Menurut Pinto, kemerdekaan Timor Leste menjadi gerbang emas yang membawa atmosfer positif bagi kemajuan ekonomi masyarakat Timor Leste. Kemerdekaan merupakan wujud demokrasi dan kebebasan kepada masyarakat Timor Leste menentukan sendiri segala tata kelola pemerintahan maupun sistem ekonomi. Mereka menganggap bahwa kebebasan sejati berupa kemerdekaan menjadi sumber masa depan mereka, bukan kebebasan semu seperti otonomi khusus maupun pemekaran daerah otonomi barau (DOB).
Kebebasan menjadi pintu masuk bagi pembaruan dan penataan diri dalam segala aspek kehidupan yang tidak adil: kemiskinan, kebodohan, ketinggalan, dan diskriminasi yang sengaja dikondisikan oleh Indonesia di masa lalu.
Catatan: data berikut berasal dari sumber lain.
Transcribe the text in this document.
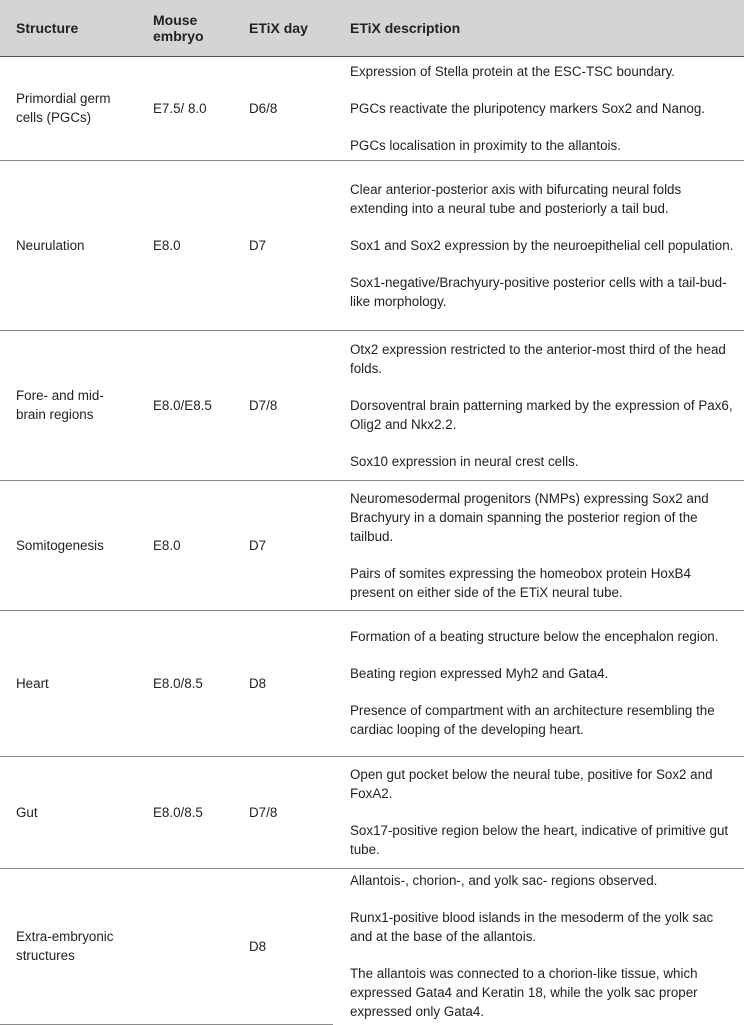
Structure	Mouse embryo	ETiX day	ETiX description
Primordial germ cells (PGCs)	E7.5/ 8.0	D6/8	Expression of Stella protein at the ESC-TSC boundary.

PGCs reactivate the pluripotency markers Sox2 and Nanog.

PGCs localisation in proximity to the allantois.

Neurulation	E8.0	D7	Clear anterior-posterior axis with bifurcating neural folds extending into a neural tube and posteriorly a tail bud.

Sox1 and Sox2 expression by the neuroepithelial cell population.

Sox1-negative/Brachyury-positive posterior cells with a tail-bud-like morphology.

Fore- and mid-brain regions	E8.0/E8.5	D7/8	Otx2 expression restricted to the anterior-most third of the head folds.

Dorsoventral brain patterning marked by the expression of Pax6, Olig2 and Nkx2.2.

Sox10 expression in neural crest cells.

Somitogenesis	E8.0	D7	Neuromesodermal progenitors (NMPs) expressing Sox2 and Brachyury in a domain spanning the posterior region of the tailbud.

Pairs of somites expressing the homeobox protein HoxB4 present on either side of the ETiX neural tube.

Heart	E8.0/8.5	D8	Formation of a beating structure below the encephalon region.

Beating region expressed Myh2 and Gata4.

Presence of compartment with an architecture resembling the cardiac looping of the developing heart.

Gut	E8.0/8.5	D7/8	Open gut pocket below the neural tube, positive for Sox2 and FoxA2.

Sox17-positive region below the heart, indicative of primitive gut tube.

Extra-embryonic structures		D8	Allantois-, chorion-, and yolk sac- regions observed.

Runx1-positive blood islands in the mesoderm of the yolk sac and at the base of the allantois.

The allantois was connected to a chorion-like tissue, which expressed Gata4 and Keratin 18, while the yolk sac proper expressed only Gata4.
Persaingan ekonomi di Timor Leste sekarang ini, kata Pinto, tidak begitu pelik seperti pada masa Indonesia masih mengokupasi “Bumi Lorosae” itu selama lebih dari dua dekade.
“Sekarang dalam dunia ekonomi atau pasar di Timor Leste dikuasai kami sendiri (orang asli Timor Leste), kami merasa berkembang ketika kami bebas bersaing di antara kami sendiri,” kata pria yang berprofesi sebagai pegawai pelabuhan di Dili, itu. Memang benar adanya ungkapan the secret of happiness is freedom, rahasia kebahagiaan adalah kebebasan.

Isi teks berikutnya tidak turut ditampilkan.